Si indignerà qualcuno (e magari si affannerà a smentire) se l’ultimo rapporto del Censis include la nostra provincia fra le prime cinque in Italia (le altre sono Napoli, Agrigento, Caltanissetta e Palermo) per tasso di criminalità? Smetteremo di bestemmiare non vedendo alcun vigile urbano a dipanare il traffico impazzito delle strade arcinote, quando sapremo che fra le maggiori entrate comunali figurano le multe per divieto di sosta spiccate sempre nelle stesse innocue stradine?

A quale livello può giungere la sopportazione di chi improvvisamente non vede più scorrere l’acqua dal rubinetto pur avendo da tempo saldato all’amministratore le quote condominiali?

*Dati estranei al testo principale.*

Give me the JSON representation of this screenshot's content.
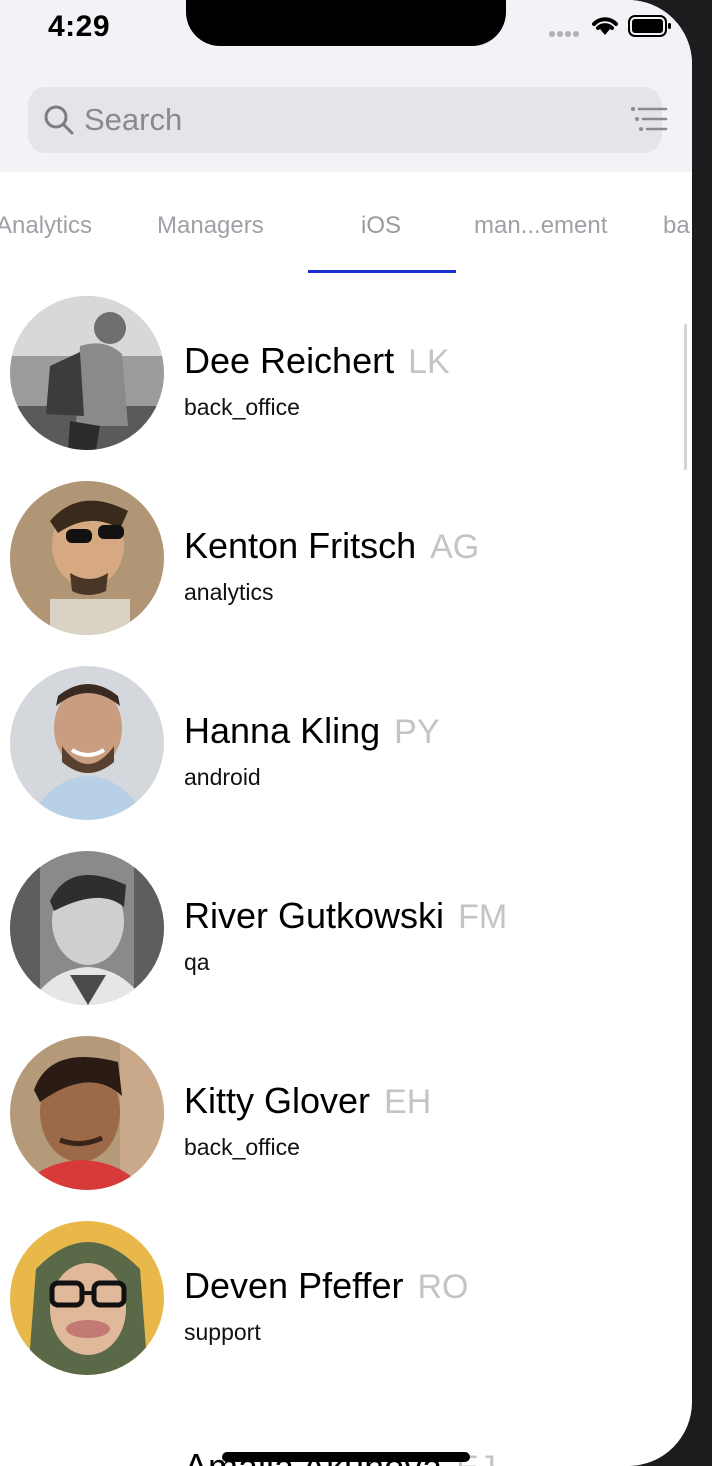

La benzina e la nafta alle stelle, pizzaioli e ristoratori ormai alla paranoia, blue jeans griffati che superano i cento euro ogni braga, luce e gas che producono bollette da lotteria, scatolette di vermi che fanno chiudere i Licei per parecchi giorni, tre quarti dei minorenni che fumano (tabacco, nella migliore delle ipotesi), gradinate di stadi e palazzetti diventati “luoghi catartici dell’aggressività sociale”, televisioni che propongono boss sanguinari come modelli di comportamento o istupidiscono gente già psicolabile propinandole reality scollacciati in appartamenti poco credibili o in isole tropicali più famose dei loro ospiti a corto di altri ingaggi, Università con il “numero chiuso” pilotato dalle raccomandazioni, laureati con le suole consumate dal passeggio…

In questo contesto – racconta sempre il Censis – chi può se ne va: settantacinquemila italiani hanno recentemente trasferito la loro residenza all’estero. Probabile che erano proprio i più preparati e perciò i meno rassegnati a morire d’inedia in questa Italietta inginocchiata.

Secondo un lucido scrittore siciliano contemporaneo, Domenico Seminerio, gli uomini si dividono in tre categorie: ci sono i corruttibili, poi i ricattabili e, infine, le persone normali; quelle di cui (zittendole o ignorandole) è più facile sbarazzarsi. E’ una descrizione che compie in un suo recente bel libro, il cui titolo riporta proprio la stessa frase che mio nonno – uomo umile e saggio – ripeteva spesso quando notava che saltavano le regole per troppo ammuìnu intorno. Il qual detto antico fotografa anche quel che stiamo vivendo: “Nun c’è cchiù né re né regnu”.